Per a league source, when Seahawks cornerback Brandon Browner signed with the team in 2011, he had been suspended indefinitely and not reinstated by the NFL.

The suspension, triggered by a failure to show up for a drug test after being sent to Stage Three of the program while unemployed by the NFL, remained in effect as of 2011.  Under the substance-abuse policy, a violation while Browner was in Stage Three (also due to failing to show up for drug tests while unemployed) resulted in a banishment with the ability to reapply after one calendar year.

In this specific case, Browner somehow slipped through the NFL’s cracks, joining the Seahawks despite being on suspended status.  When the NFL realized its error, the league decided to park Browner in Stage Three and move ahead.

Browner currently faces a suspension of one year, at a minimum, due to a violation of the substance-abuse policy while in Stage Three.  Once a player advances to Stage Three, he remains there for the rest of his career.

In a hearing completed last week, Browner argued that he should not be responsible for drug tests the NFL attempted to conduct while he was not employed by an NFL team.  Litigation remains possible, if his appeal fails.
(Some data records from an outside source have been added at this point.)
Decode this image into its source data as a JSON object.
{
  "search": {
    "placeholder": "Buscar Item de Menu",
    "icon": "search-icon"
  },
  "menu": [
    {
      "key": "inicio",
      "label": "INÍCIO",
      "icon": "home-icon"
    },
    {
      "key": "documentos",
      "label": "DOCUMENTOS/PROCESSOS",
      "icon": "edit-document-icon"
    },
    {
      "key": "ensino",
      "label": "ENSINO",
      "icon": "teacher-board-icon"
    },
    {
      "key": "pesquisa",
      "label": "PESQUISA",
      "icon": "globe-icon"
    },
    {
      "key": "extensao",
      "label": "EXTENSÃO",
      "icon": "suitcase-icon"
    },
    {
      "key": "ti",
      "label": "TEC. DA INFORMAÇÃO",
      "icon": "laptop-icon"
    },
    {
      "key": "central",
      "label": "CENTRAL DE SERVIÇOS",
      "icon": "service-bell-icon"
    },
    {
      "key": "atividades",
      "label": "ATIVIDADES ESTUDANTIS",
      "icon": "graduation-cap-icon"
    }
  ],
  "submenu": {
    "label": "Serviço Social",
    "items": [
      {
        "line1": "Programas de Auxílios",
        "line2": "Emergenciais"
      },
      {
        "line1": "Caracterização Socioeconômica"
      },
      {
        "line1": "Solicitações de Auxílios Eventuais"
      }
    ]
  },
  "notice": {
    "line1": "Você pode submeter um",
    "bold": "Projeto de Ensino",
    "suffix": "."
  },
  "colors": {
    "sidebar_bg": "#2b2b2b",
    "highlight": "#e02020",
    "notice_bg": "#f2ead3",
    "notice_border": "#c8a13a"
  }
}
38 responses to “Browner was under suspension when he signed with Seattle

  1. Somehow slipped through the cracks?

    The NFL is full of cracks. There is stuff falling through the cracks every week and in almost ever game, not to mention off the field stuff that is consistently falling through the cracks.

    You either have a full clean slab of intact pavement, or you have cracks and the potential for stuff to get into the cracks. Eliminate the cracks and then you don’t have that problem.

    Just fire the cracked heads that created and/or tolerated these irresponsible cracks left unimproved. But fine them first.

  2. How do you “slip through the cracks” for two years? No matter what happens, the NFL looks pretty stupid here.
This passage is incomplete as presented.